Latihan yang mereka lakukan lebih singkat dari biasa nya, tapi entah kenapa rasa nya mereka lebih lelah dari latihan-latihan sebelum nya. Setelah mandi dan menjemur baju, mereka tiduran di ruang tamu. Tidak laki-laki, tidak perempuan. Mereka sama sama memejamkan mata nya.
“Dilatih sama pelatih pro emang beda.” Arga bersuara pelan. Mereka mendengarkan, tapi tidak ada yang menyahuti ucapan nya.
“Enggak bapak nya, enggak anak nya. Gila semua.” Arga masih mengeluh. Dia membuka ponsel nya, membuka play musik lalu memainkan lagu dengan volume kecil. Dia taruh ponsel nya di samping nya.

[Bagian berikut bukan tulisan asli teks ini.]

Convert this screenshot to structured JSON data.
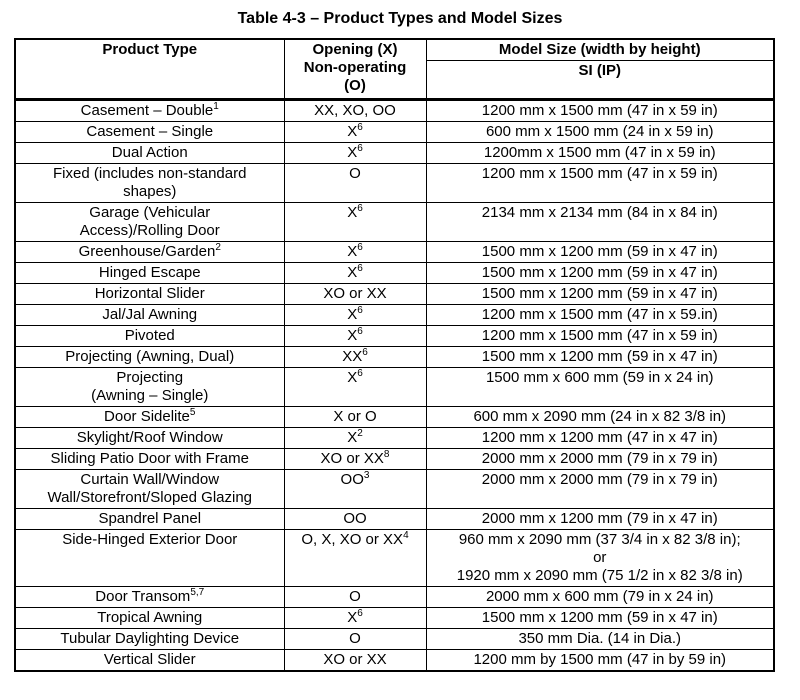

“Mantan atlet di lawan.” Gilang menyahut. Dia hampir tertidur tadi jika Arga tidak bersuara.
“Lengan kamu! jangan angkat terlalu tinggi kepala kamu. Raka! Lengan!” Arga membuka mata, menoleh ke asal suara. Arga terperangah. “Gila! Keluarga gila olahraga ya ini! Kakek nya pelatih, ayah nya mantan atlet, kakak nya belajar renang di universitas khusus atlet, si Wahyu sendiri belajar jadi pelatih.”
“Wes mati aku kalau gini terus.” Gilang mengeluh.

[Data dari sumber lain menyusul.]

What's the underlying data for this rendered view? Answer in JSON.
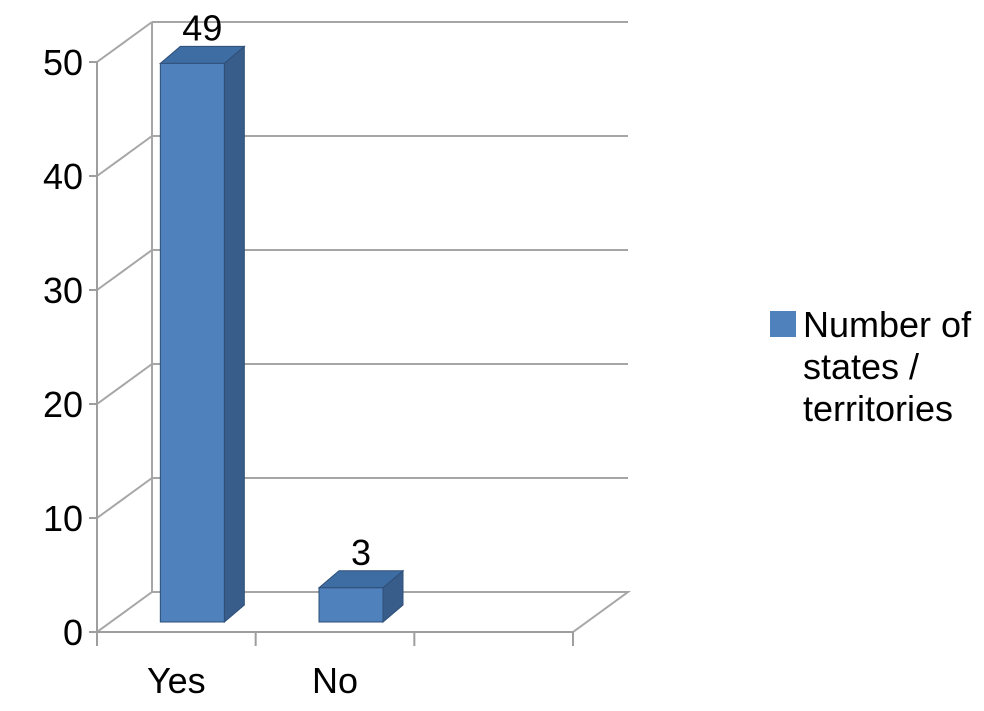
{
  "chart_data": {
    "type": "bar",
    "categories": [
      "Yes",
      "No"
    ],
    "series": [
      {
        "name": "Number of states / territories",
        "values": [
          49,
          3
        ]
      }
    ],
    "data_labels": [
      "49",
      "3"
    ],
    "ylim": [
      0,
      50
    ],
    "yticks": [
      0,
      10,
      20,
      30,
      40,
      50
    ],
    "ytick_labels": [
      "0",
      "10",
      "20",
      "30",
      "40",
      "50"
    ],
    "grid": true,
    "style": "3d-column",
    "legend": {
      "position": "right",
      "lines": [
        "Number of",
        "states /",
        "territories"
      ]
    },
    "colors": {
      "bar_front": "#4F81BD",
      "bar_side": "#385D8A",
      "bar_top": "#3E6DA4",
      "bar_edge": "#2F4F77",
      "grid": "#A6A6A6",
      "axis": "#9E9E9E"
    }
  }
}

Nameera datang dengan piring berisi cemilan di kedua tangan nya. Dewi di belakang nya dengan nampan berisi minumam. Bunda mengikuti nya dengan kotak medis berisi vitamin dan 2 pak koyo. “Mereka waktu awalan di latih juga gini. Aku bawa in koyo, biar badan nya enggak terlalu pegel.”

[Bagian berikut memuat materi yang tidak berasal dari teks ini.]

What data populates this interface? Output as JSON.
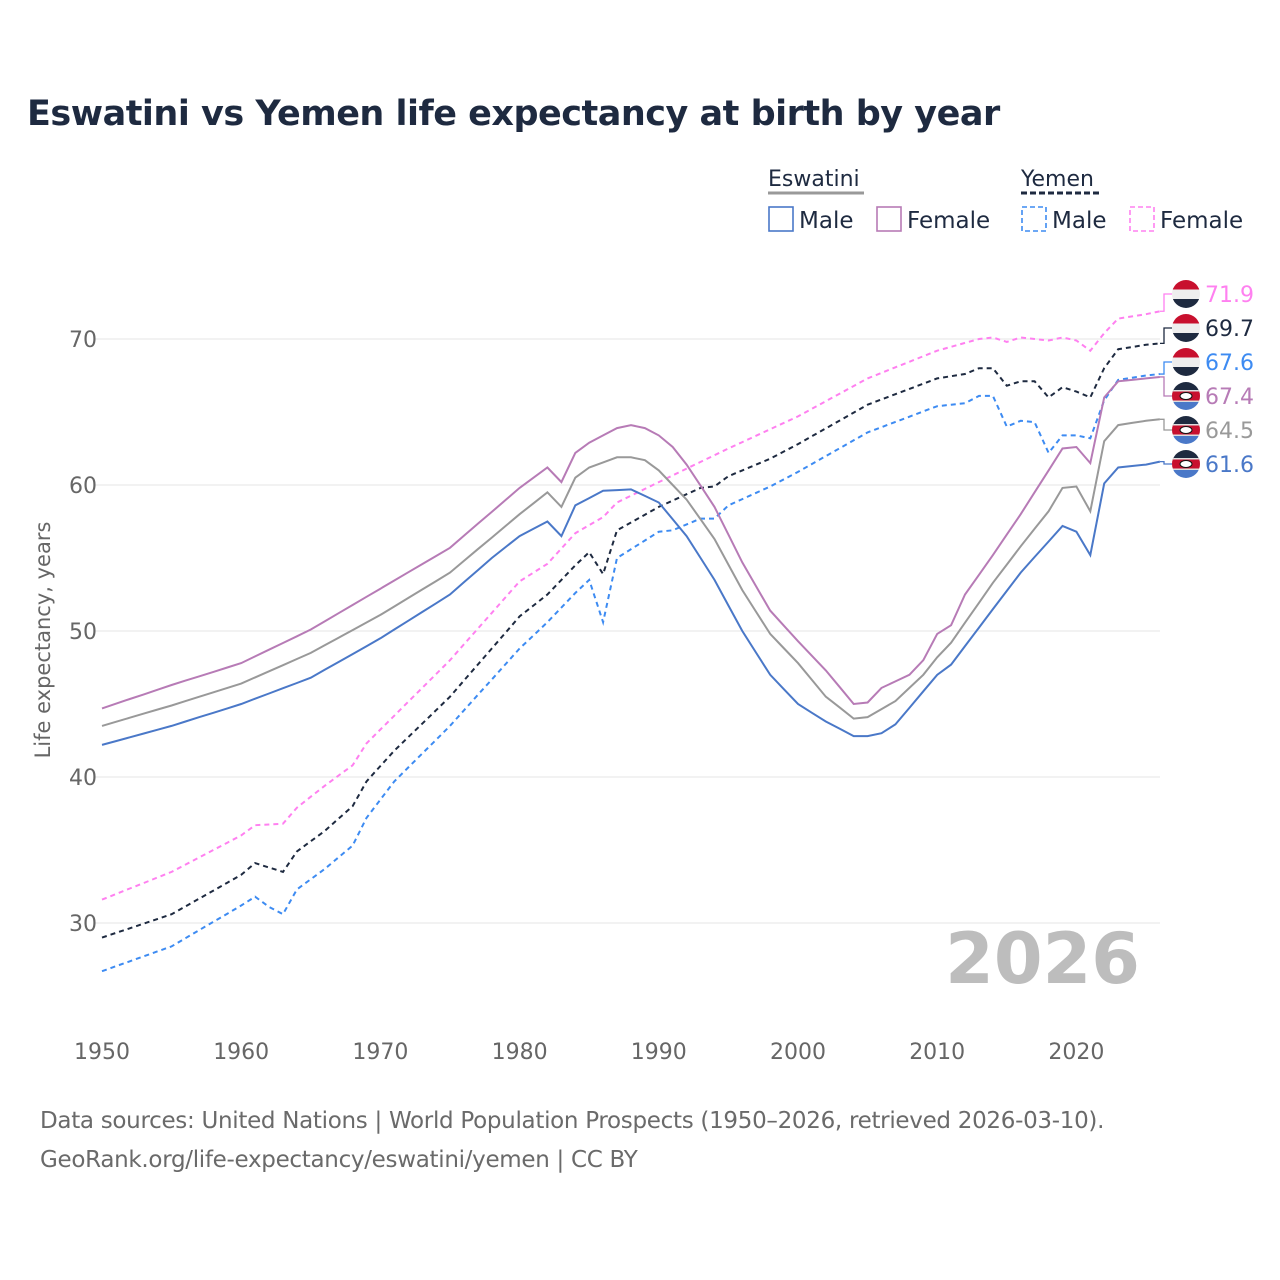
{
  "chart_data": {
    "type": "line",
    "title": "Eswatini vs Yemen life expectancy at birth by year",
    "xlabel": "",
    "ylabel": "Life expectancy, years",
    "xlim": [
      1950,
      2026
    ],
    "ylim": [
      24,
      75
    ],
    "x_ticks": [
      "1950",
      "1960",
      "1970",
      "1980",
      "1990",
      "2000",
      "2010",
      "2020"
    ],
    "y_ticks": [
      "30",
      "40",
      "50",
      "60",
      "70"
    ],
    "year_watermark": "2026",
    "legend": {
      "placement": "top-right",
      "groups": [
        {
          "name": "Eswatini",
          "items": [
            "Male",
            "Female"
          ]
        },
        {
          "name": "Yemen",
          "items": [
            "Male",
            "Female"
          ]
        }
      ]
    },
    "series": [
      {
        "name": "Yemen Female",
        "color": "#ff80f0",
        "dashed": true,
        "end_label": "71.9",
        "flag": "yemen",
        "points": [
          [
            1950,
            31.6
          ],
          [
            1955,
            33.5
          ],
          [
            1960,
            36
          ],
          [
            1961,
            36.7
          ],
          [
            1963,
            36.8
          ],
          [
            1964,
            37.9
          ],
          [
            1966,
            39.4
          ],
          [
            1968,
            40.8
          ],
          [
            1969,
            42.3
          ],
          [
            1971,
            44.2
          ],
          [
            1975,
            48
          ],
          [
            1980,
            53.4
          ],
          [
            1982,
            54.6
          ],
          [
            1984,
            56.7
          ],
          [
            1986,
            57.8
          ],
          [
            1987,
            58.8
          ],
          [
            1990,
            60.2
          ],
          [
            1995,
            62.5
          ],
          [
            2000,
            64.7
          ],
          [
            2005,
            67.3
          ],
          [
            2010,
            69.2
          ],
          [
            2013,
            70
          ],
          [
            2014,
            70.1
          ],
          [
            2015,
            69.8
          ],
          [
            2016,
            70.1
          ],
          [
            2018,
            69.9
          ],
          [
            2019,
            70.1
          ],
          [
            2020,
            69.9
          ],
          [
            2021,
            69.2
          ],
          [
            2022,
            70.4
          ],
          [
            2023,
            71.4
          ],
          [
            2025,
            71.7
          ],
          [
            2026,
            71.9
          ]
        ]
      },
      {
        "name": "Yemen",
        "color": "#1e2a40",
        "dashed": true,
        "end_label": "69.7",
        "flag": "yemen",
        "points": [
          [
            1950,
            29
          ],
          [
            1955,
            30.6
          ],
          [
            1960,
            33.3
          ],
          [
            1961,
            34.1
          ],
          [
            1963,
            33.5
          ],
          [
            1964,
            34.9
          ],
          [
            1966,
            36.3
          ],
          [
            1968,
            38
          ],
          [
            1969,
            39.7
          ],
          [
            1971,
            41.8
          ],
          [
            1975,
            45.5
          ],
          [
            1980,
            51
          ],
          [
            1982,
            52.5
          ],
          [
            1984,
            54.5
          ],
          [
            1985,
            55.4
          ],
          [
            1986,
            53.9
          ],
          [
            1987,
            56.9
          ],
          [
            1990,
            58.5
          ],
          [
            1993,
            59.8
          ],
          [
            1994,
            59.9
          ],
          [
            1995,
            60.6
          ],
          [
            1998,
            61.8
          ],
          [
            2000,
            62.8
          ],
          [
            2005,
            65.5
          ],
          [
            2010,
            67.3
          ],
          [
            2012,
            67.6
          ],
          [
            2013,
            68
          ],
          [
            2014,
            68
          ],
          [
            2015,
            66.8
          ],
          [
            2016,
            67.1
          ],
          [
            2017,
            67.1
          ],
          [
            2018,
            66
          ],
          [
            2019,
            66.7
          ],
          [
            2020,
            66.4
          ],
          [
            2021,
            66
          ],
          [
            2022,
            68
          ],
          [
            2023,
            69.3
          ],
          [
            2025,
            69.6
          ],
          [
            2026,
            69.7
          ]
        ]
      },
      {
        "name": "Yemen Male",
        "color": "#3d8bf2",
        "dashed": true,
        "end_label": "67.6",
        "flag": "yemen",
        "points": [
          [
            1950,
            26.7
          ],
          [
            1955,
            28.4
          ],
          [
            1960,
            31.2
          ],
          [
            1961,
            31.8
          ],
          [
            1962,
            31.1
          ],
          [
            1963,
            30.6
          ],
          [
            1964,
            32.3
          ],
          [
            1966,
            33.7
          ],
          [
            1968,
            35.3
          ],
          [
            1969,
            37.2
          ],
          [
            1971,
            39.7
          ],
          [
            1975,
            43.5
          ],
          [
            1980,
            48.8
          ],
          [
            1982,
            50.6
          ],
          [
            1984,
            52.6
          ],
          [
            1985,
            53.5
          ],
          [
            1986,
            50.6
          ],
          [
            1987,
            55
          ],
          [
            1990,
            56.8
          ],
          [
            1991,
            56.9
          ],
          [
            1993,
            57.7
          ],
          [
            1994,
            57.7
          ],
          [
            1995,
            58.6
          ],
          [
            1998,
            59.9
          ],
          [
            2000,
            60.9
          ],
          [
            2005,
            63.6
          ],
          [
            2010,
            65.4
          ],
          [
            2012,
            65.6
          ],
          [
            2013,
            66.1
          ],
          [
            2014,
            66.1
          ],
          [
            2015,
            64
          ],
          [
            2016,
            64.4
          ],
          [
            2017,
            64.3
          ],
          [
            2018,
            62.2
          ],
          [
            2019,
            63.4
          ],
          [
            2020,
            63.4
          ],
          [
            2021,
            63.2
          ],
          [
            2022,
            65.8
          ],
          [
            2023,
            67.2
          ],
          [
            2025,
            67.5
          ],
          [
            2026,
            67.6
          ]
        ]
      },
      {
        "name": "Eswatini Female",
        "color": "#b77bb6",
        "dashed": false,
        "end_label": "67.4",
        "flag": "eswatini",
        "points": [
          [
            1950,
            44.7
          ],
          [
            1955,
            46.3
          ],
          [
            1960,
            47.8
          ],
          [
            1965,
            50.1
          ],
          [
            1970,
            52.9
          ],
          [
            1975,
            55.7
          ],
          [
            1980,
            59.8
          ],
          [
            1982,
            61.2
          ],
          [
            1983,
            60.2
          ],
          [
            1984,
            62.2
          ],
          [
            1985,
            62.9
          ],
          [
            1987,
            63.9
          ],
          [
            1988,
            64.1
          ],
          [
            1989,
            63.9
          ],
          [
            1990,
            63.4
          ],
          [
            1991,
            62.6
          ],
          [
            1992,
            61.4
          ],
          [
            1994,
            58.5
          ],
          [
            1996,
            54.7
          ],
          [
            1998,
            51.4
          ],
          [
            2000,
            49.3
          ],
          [
            2002,
            47.3
          ],
          [
            2004,
            45
          ],
          [
            2005,
            45.1
          ],
          [
            2006,
            46.1
          ],
          [
            2008,
            47
          ],
          [
            2009,
            48
          ],
          [
            2010,
            49.8
          ],
          [
            2011,
            50.4
          ],
          [
            2012,
            52.5
          ],
          [
            2014,
            55.2
          ],
          [
            2016,
            58
          ],
          [
            2018,
            61
          ],
          [
            2019,
            62.5
          ],
          [
            2020,
            62.6
          ],
          [
            2021,
            61.5
          ],
          [
            2022,
            66
          ],
          [
            2023,
            67.1
          ],
          [
            2025,
            67.3
          ],
          [
            2026,
            67.4
          ]
        ]
      },
      {
        "name": "Eswatini",
        "color": "#999999",
        "dashed": false,
        "end_label": "64.5",
        "flag": "eswatini",
        "points": [
          [
            1950,
            43.5
          ],
          [
            1955,
            44.9
          ],
          [
            1960,
            46.4
          ],
          [
            1965,
            48.5
          ],
          [
            1970,
            51.1
          ],
          [
            1975,
            54
          ],
          [
            1980,
            58
          ],
          [
            1982,
            59.5
          ],
          [
            1983,
            58.5
          ],
          [
            1984,
            60.5
          ],
          [
            1985,
            61.2
          ],
          [
            1987,
            61.9
          ],
          [
            1988,
            61.9
          ],
          [
            1989,
            61.7
          ],
          [
            1990,
            61
          ],
          [
            1992,
            59
          ],
          [
            1994,
            56.3
          ],
          [
            1996,
            52.8
          ],
          [
            1998,
            49.8
          ],
          [
            2000,
            47.8
          ],
          [
            2002,
            45.5
          ],
          [
            2004,
            44
          ],
          [
            2005,
            44.1
          ],
          [
            2007,
            45.2
          ],
          [
            2009,
            47
          ],
          [
            2010,
            48.2
          ],
          [
            2011,
            49.2
          ],
          [
            2014,
            53.3
          ],
          [
            2016,
            55.8
          ],
          [
            2018,
            58.2
          ],
          [
            2019,
            59.8
          ],
          [
            2020,
            59.9
          ],
          [
            2021,
            58.2
          ],
          [
            2022,
            63
          ],
          [
            2023,
            64.1
          ],
          [
            2025,
            64.4
          ],
          [
            2026,
            64.5
          ]
        ]
      },
      {
        "name": "Eswatini Male",
        "color": "#4a78c8",
        "dashed": false,
        "end_label": "61.6",
        "flag": "eswatini",
        "points": [
          [
            1950,
            42.2
          ],
          [
            1955,
            43.5
          ],
          [
            1960,
            45
          ],
          [
            1965,
            46.8
          ],
          [
            1970,
            49.5
          ],
          [
            1975,
            52.5
          ],
          [
            1978,
            55
          ],
          [
            1980,
            56.5
          ],
          [
            1982,
            57.5
          ],
          [
            1983,
            56.5
          ],
          [
            1984,
            58.6
          ],
          [
            1986,
            59.6
          ],
          [
            1988,
            59.7
          ],
          [
            1990,
            58.8
          ],
          [
            1992,
            56.5
          ],
          [
            1994,
            53.5
          ],
          [
            1996,
            50
          ],
          [
            1998,
            47
          ],
          [
            2000,
            45
          ],
          [
            2002,
            43.8
          ],
          [
            2004,
            42.8
          ],
          [
            2005,
            42.8
          ],
          [
            2006,
            43
          ],
          [
            2007,
            43.6
          ],
          [
            2010,
            47
          ],
          [
            2011,
            47.7
          ],
          [
            2014,
            51.5
          ],
          [
            2016,
            54
          ],
          [
            2019,
            57.2
          ],
          [
            2020,
            56.8
          ],
          [
            2021,
            55.2
          ],
          [
            2022,
            60.1
          ],
          [
            2023,
            61.2
          ],
          [
            2025,
            61.4
          ],
          [
            2026,
            61.6
          ]
        ]
      }
    ]
  },
  "sources": {
    "line1": "Data sources: United Nations | World Population Prospects (1950–2026, retrieved 2026-03-10).",
    "line2": "GeoRank.org/life-expectancy/eswatini/yemen | CC BY"
  }
}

Arga merubah posisi nya menjadi duduk, di ikuti dengan yang lain. Mereka menjaga sopan santun pada orang yang lebih tua. “Makasih tante.”
“Raka udah semester berapa tante?” Rere bertanya dengan suara manis. Ganjen. Teman-teman nya yang lain sudah menduga nya. Tidak mendapatkan adik nya bukan berarti dia tidak bisa mendapatkan kakak nya. Lagipula Raka terlihat seperti laki-laki kebanyakan, lirik perempuan sana sini tanpa mempedulikan jika itu termasuk tidak menghormati nya.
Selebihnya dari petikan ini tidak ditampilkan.